Example keyword sources and how to use them
Use this quick-reference table to choose the right source for each stage of keyword research.
| Source | How to use it | Pros | Cons | Best for |
| App Store auto-suggest | Type core and competitor terms; capture suggestions and long-tail | Real user intent; instant; localized | No performance metrics; manual | Seeding and localization |
| Search Match | Run isolated discovery; harvest winning queries | Finds non-obvious terms; uses Apple relevance | Requires careful negatives; can waste budget | Discovery at scale |
| ASA Suggested Keywords | Review Apple’s suggestions with popularity indicator | Platform-native signal; quick wins | Not exhaustive; popularity is relative | Early shortlist |
| Search Terms Report | Promote winners to exact; negate losers | Ground truth with TTR/CVR/CPT | Requires disciplined weekly process | Harvesting and optimization |
| ASO metadata | Align title/subtitle/keyword field to clusters | Boosts relevance; helps organic + paid | Slower iteration; space-limited | Relevance foundation |
| Competitor research | Mine brand, features, and “alternative” queries | High-intent switchers | Higher CPT; policy diligence | Share-stealing and differentiation |
| Third-party ASO tools | Estimate popularity/difficulty; find gaps | Scale and speed; competitive context | Estimates vary; paywalled | Prioritization and expansion |
Negative keywords and guardrails: example patterns
Protect your budget with a lightweight negative framework. Start with brand protection and clear misfits, then refine with actual data.
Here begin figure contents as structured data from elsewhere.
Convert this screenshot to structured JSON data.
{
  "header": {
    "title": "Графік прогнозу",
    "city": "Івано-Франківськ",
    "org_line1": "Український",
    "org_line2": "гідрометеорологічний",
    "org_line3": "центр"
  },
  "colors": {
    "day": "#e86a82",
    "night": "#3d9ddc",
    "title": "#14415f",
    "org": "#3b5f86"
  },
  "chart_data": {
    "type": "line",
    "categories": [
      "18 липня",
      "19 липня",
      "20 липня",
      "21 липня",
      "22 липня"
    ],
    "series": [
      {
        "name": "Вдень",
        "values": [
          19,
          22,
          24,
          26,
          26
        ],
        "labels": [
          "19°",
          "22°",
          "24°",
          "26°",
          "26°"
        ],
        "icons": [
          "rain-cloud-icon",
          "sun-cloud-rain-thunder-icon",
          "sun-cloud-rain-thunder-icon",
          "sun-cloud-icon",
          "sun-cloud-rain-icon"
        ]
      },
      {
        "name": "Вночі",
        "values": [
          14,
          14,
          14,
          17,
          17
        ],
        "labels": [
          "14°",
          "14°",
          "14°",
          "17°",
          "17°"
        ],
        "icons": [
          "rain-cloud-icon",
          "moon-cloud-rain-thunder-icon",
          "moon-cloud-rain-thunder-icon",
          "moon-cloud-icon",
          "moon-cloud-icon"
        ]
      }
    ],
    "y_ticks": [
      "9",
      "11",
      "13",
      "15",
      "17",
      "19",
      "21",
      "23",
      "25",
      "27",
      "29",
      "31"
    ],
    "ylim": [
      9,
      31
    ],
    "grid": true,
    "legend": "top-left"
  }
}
# Discovery ad group negatives (examples)
[exact] yourbrand
[exact] your brand app
[exact] yourbrand pro
[phrase] free hack
[phrase] mod apk
[phrase] wallpaper (if irrelevant)
[phrase] ringtone (if irrelevant)
Update these weekly as you spot low-intent or irrelevant tokens in your Search Terms Report.
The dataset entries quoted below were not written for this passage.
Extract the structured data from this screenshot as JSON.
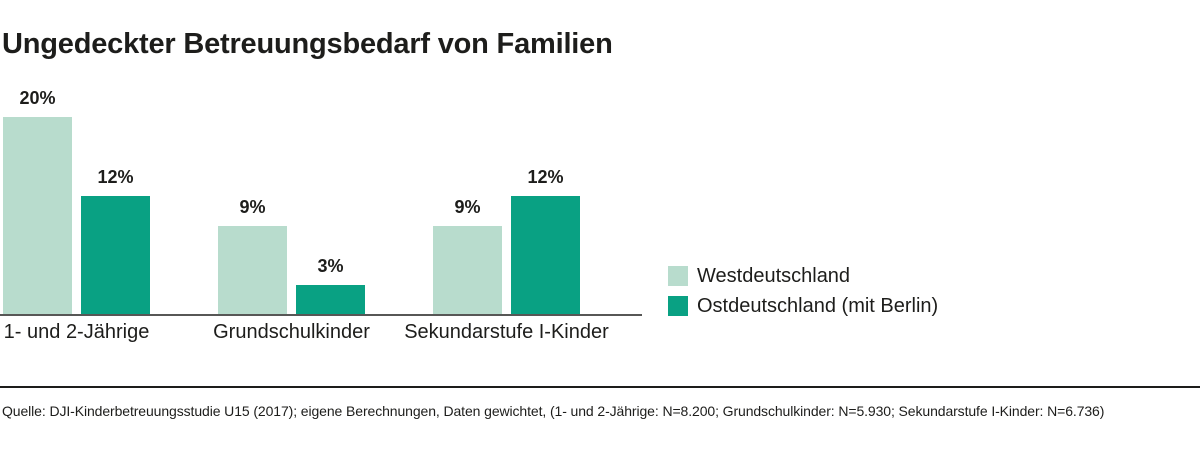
{
  "title": "Ungedeckter Betreuungsbedarf von Familien",
  "chart_data": {
    "type": "bar",
    "title": "Ungedeckter Betreuungsbedarf von Familien",
    "categories": [
      "1- und 2-Jährige",
      "Grundschulkinder",
      "Sekundarstufe I-Kinder"
    ],
    "series": [
      {
        "name": "Westdeutschland",
        "color": "#b8dccd",
        "values": [
          20,
          9,
          9
        ],
        "value_labels": [
          "20%",
          "9%",
          "9%"
        ]
      },
      {
        "name": "Ostdeutschland (mit Berlin)",
        "color": "#09a183",
        "values": [
          12,
          3,
          12
        ],
        "value_labels": [
          "12%",
          "3%",
          "12%"
        ]
      }
    ],
    "unit": "%",
    "ylim": [
      0,
      20
    ],
    "grid": false,
    "legend_position": "right-middle",
    "value_labels_shown": true
  },
  "footer": {
    "source": "Quelle: DJI-Kinderbetreuungsstudie U15 (2017); eigene Berechnungen, Daten gewichtet, (1- und 2-Jährige: N=8.200; Grundschulkinder: N=5.930; Sekundarstufe I-Kinder: N=6.736)"
  },
  "colors": {
    "west_series": "#b8dccd",
    "ost_series": "#09a183",
    "text": "#1d1d1b",
    "axis_line": "#575756",
    "divider": "#1d1d1b",
    "background": "#ffffff"
  }
}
Putting it all together for Watsspace clients
For growth-minded teams, the pattern is simple but powerful: discover broadly, harvest ruthlessly, and scale precisely. The levers (keywords, match types, CPPs, bids) work best when they’re connected by process. If you consistently align keyword intent with creative and measure by value, Apple Ads becomes a compounding channel—one where every new winning keyword strengthens the next cycle of discovery.
Cited sources: Apple, Apple Search Ads Help, SplitMetrics, MobileAction, AppTweak, data.ai, Appfigures, AppsFlyer, Adjust.